The Amazon Machine Image (AMI) required to build the PathSeq Hadoop cluster is accessible from Amazon Web Services (http://www.broadinstitute.org/software/pathseq/).Pathseq is implemented in Python, Java, C++ and C shell, and has been tested on a Linux 2.6.18-194.8.1.e15 X86_64 system.

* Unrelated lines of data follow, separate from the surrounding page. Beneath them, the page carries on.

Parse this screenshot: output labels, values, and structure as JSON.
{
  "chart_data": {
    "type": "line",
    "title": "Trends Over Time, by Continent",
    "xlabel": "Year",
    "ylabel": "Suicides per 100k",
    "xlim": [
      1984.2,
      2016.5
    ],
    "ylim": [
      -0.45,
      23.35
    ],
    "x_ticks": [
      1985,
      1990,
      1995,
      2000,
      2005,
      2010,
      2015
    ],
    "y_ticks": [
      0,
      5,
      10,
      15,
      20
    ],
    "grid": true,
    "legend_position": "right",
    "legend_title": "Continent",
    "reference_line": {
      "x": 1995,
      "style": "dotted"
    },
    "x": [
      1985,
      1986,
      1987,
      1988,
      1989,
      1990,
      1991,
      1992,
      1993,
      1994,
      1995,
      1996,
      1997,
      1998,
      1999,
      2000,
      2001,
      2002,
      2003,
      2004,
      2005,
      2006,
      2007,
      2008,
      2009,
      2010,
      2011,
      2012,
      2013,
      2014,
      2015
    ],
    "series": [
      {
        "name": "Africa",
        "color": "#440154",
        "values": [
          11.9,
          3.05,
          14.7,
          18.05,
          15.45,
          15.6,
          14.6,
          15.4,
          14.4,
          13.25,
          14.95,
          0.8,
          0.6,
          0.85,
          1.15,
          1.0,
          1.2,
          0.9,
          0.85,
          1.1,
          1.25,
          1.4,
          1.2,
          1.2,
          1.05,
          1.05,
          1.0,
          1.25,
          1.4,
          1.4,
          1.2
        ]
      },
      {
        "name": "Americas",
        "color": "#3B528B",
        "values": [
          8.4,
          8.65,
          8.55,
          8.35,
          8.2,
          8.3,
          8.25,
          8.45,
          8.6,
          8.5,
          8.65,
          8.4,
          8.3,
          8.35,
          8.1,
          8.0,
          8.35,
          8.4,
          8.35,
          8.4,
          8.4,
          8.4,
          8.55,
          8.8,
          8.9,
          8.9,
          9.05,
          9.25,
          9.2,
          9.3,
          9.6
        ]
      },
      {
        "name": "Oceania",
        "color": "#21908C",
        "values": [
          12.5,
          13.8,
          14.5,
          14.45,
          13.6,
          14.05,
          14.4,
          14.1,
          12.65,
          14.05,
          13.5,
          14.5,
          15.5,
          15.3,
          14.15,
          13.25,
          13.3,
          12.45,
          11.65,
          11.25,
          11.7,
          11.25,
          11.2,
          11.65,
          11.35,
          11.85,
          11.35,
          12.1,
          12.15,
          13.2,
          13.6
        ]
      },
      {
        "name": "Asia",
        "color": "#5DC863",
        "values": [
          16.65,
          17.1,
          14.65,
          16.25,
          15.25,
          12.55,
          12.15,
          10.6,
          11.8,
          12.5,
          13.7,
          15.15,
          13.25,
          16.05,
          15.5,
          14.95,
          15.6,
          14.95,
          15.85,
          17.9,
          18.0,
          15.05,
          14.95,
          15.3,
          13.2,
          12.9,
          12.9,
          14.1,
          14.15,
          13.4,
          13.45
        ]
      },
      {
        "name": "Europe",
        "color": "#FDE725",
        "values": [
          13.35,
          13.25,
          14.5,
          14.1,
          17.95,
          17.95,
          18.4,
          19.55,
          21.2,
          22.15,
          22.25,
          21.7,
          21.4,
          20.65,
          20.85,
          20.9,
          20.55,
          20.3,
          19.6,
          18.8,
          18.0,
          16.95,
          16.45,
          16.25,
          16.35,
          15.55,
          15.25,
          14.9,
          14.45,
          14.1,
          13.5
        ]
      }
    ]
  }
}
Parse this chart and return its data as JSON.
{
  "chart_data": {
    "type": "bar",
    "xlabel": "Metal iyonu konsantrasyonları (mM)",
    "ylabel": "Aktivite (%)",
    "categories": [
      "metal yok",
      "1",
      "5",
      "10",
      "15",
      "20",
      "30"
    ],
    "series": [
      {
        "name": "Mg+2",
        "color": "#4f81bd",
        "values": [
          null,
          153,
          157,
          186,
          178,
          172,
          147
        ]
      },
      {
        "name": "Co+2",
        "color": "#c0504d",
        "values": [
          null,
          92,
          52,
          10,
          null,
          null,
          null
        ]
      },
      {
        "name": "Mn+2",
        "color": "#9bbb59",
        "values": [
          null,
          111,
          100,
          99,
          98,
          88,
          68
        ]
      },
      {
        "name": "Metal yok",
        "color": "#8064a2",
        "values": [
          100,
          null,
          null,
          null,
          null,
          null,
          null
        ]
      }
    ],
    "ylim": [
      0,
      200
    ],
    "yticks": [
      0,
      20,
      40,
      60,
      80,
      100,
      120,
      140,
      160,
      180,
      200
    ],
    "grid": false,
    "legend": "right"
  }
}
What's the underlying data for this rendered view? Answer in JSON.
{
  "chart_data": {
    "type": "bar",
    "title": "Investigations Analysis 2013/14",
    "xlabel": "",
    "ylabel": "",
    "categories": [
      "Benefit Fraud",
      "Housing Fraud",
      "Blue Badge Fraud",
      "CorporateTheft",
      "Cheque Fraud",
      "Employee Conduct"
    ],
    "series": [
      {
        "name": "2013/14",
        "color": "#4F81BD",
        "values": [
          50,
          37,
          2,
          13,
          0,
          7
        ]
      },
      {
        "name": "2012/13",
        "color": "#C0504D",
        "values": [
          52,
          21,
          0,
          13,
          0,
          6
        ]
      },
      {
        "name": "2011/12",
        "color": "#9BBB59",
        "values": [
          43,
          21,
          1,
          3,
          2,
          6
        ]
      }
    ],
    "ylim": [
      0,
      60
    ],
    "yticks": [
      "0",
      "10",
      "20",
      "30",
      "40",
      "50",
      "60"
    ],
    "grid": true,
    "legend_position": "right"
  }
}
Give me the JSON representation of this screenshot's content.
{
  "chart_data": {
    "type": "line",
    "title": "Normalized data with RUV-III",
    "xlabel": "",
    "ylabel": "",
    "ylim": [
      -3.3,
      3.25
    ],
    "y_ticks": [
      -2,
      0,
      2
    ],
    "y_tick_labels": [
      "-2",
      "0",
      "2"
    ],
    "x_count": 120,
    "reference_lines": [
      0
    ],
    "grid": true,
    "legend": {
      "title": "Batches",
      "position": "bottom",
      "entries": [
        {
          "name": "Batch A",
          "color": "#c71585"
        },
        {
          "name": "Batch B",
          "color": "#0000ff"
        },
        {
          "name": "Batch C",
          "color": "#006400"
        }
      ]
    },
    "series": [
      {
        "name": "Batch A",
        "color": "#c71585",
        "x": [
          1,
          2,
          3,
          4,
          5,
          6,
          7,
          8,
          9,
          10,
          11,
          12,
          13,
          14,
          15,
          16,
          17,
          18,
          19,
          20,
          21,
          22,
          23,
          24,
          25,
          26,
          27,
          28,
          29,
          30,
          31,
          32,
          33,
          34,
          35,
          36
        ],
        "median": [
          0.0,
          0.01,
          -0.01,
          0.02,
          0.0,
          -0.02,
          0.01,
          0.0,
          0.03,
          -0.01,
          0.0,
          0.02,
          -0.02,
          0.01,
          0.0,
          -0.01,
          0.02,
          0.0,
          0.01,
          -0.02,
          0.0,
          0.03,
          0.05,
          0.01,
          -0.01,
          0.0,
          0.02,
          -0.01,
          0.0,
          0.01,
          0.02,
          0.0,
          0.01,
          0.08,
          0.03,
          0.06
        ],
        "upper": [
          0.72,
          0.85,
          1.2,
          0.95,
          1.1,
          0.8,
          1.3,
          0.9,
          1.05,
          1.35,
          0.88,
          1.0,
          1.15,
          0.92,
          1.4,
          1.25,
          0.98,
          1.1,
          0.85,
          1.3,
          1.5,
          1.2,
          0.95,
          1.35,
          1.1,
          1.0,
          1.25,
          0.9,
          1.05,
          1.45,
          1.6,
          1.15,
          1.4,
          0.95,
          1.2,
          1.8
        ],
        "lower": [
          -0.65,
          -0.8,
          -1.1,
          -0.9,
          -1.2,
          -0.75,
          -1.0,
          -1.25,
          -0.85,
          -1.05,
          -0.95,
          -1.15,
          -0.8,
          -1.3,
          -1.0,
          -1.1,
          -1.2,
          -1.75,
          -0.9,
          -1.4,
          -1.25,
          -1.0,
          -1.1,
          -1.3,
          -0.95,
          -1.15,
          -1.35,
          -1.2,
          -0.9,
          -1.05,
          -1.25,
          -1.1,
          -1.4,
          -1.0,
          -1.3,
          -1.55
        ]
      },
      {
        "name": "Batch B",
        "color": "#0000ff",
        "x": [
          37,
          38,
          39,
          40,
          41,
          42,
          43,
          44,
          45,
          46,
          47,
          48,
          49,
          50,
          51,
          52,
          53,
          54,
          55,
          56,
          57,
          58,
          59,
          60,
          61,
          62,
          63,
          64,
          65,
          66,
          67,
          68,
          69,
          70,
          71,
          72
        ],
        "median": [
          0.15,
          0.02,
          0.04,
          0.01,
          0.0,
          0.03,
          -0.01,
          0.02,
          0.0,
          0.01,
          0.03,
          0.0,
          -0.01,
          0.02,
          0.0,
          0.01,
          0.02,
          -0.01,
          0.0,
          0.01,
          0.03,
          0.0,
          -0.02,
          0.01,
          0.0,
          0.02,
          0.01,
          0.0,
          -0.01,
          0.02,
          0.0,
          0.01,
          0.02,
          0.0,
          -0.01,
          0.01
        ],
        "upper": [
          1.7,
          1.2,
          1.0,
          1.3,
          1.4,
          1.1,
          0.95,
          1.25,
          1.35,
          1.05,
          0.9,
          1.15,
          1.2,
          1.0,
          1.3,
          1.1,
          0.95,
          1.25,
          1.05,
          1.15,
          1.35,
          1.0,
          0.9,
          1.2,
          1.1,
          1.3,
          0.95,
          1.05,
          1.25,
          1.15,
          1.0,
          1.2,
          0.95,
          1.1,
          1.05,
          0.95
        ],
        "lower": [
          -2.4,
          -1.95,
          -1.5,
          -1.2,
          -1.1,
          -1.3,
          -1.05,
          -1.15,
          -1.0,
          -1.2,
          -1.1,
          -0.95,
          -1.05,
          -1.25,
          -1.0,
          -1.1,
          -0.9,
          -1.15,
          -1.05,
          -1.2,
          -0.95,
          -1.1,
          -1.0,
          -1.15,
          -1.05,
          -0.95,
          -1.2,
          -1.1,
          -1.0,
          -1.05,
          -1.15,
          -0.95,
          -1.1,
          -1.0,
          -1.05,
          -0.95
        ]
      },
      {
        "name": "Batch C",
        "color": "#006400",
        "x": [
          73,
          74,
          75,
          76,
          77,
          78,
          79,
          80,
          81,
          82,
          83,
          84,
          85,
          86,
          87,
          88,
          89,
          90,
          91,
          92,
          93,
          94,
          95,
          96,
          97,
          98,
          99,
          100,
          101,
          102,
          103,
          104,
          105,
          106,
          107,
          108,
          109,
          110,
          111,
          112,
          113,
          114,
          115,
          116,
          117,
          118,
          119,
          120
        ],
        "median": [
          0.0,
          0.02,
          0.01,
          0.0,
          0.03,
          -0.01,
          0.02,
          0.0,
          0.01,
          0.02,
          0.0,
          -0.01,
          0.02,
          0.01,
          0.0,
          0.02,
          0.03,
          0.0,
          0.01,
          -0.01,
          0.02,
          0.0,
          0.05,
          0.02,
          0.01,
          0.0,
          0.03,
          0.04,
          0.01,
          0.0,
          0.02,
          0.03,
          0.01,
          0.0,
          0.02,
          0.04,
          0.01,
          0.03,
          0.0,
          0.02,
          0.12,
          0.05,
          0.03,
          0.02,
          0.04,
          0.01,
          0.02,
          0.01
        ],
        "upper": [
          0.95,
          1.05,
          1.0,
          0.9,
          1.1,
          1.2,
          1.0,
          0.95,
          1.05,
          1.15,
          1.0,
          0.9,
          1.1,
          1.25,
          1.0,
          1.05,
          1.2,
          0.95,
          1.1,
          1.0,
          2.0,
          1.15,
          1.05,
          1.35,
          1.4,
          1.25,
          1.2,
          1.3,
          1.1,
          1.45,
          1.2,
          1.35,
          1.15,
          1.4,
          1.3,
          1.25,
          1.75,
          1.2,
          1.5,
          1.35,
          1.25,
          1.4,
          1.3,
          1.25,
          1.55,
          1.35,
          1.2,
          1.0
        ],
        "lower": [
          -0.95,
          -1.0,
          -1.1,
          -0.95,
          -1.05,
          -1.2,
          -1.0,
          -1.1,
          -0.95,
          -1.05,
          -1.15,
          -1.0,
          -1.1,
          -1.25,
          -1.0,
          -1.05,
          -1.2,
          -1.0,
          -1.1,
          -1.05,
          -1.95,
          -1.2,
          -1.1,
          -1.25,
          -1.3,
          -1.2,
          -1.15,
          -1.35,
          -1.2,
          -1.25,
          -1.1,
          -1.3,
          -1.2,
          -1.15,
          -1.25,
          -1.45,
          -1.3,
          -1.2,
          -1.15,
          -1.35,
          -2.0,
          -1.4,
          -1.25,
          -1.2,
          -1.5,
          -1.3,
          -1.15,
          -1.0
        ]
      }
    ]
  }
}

Generation and analysis of simulated sequencing data

Simulated human transcriptome and virus sequence data

Twenty million 100-mers were randomly generated from a reference human transcriptome (ftp://ftp.ncbi.nih.gov/genomes/H_sapiens/RNA/, downloaded 2009-11-20). Simulated virus reads were derived from twelve virus sequences: NCBI Nucleotide accession AY740741, CY000455, EU643590, FJ356716, FJ464337, GQ290462, GQ415051, NC_000883, NC_001405, NC_001806, NC_005179, and NC_007815. For each of these sequences, substitutional mutations were introduced at a frequency of 0%, 1%, 5%, 10%, 20%, 30%, 40%, 50%, 60%, 70%, 80%, and 90%. In this process, nucleotides along the sequence are chosen at random with replacement (i.e. the same nucleotide can be chosen twice at random) and converted to a different nucleotide (for example, A is converted to C, G, or T). This produces 144 sequences (12 input sequences, each mutated at 12 frequencies). For each of these 144 sequences, 1,000 “reads” of length 100bp were produced at random. The resulting 144,000 simulated reads were pooled with the 20 million simulated human reads and analyzed on PathSeq.

Contig formation simulations

In this experiment, “genomes” of size 200bp to 20,000bp in increments of 200bp were generated from the Human herpesvirus 5 genome (accession GQ466044). For each of these 100 “genomes”, two to twenty 100-mer sequences (“reads”) were generated at random. This process was performed eleven times. For each “genome” size, “read” number pair, Velvet assembly with k-mer size 21 was performed. The frequency with which contigs of at least 175bp were generated was recorded.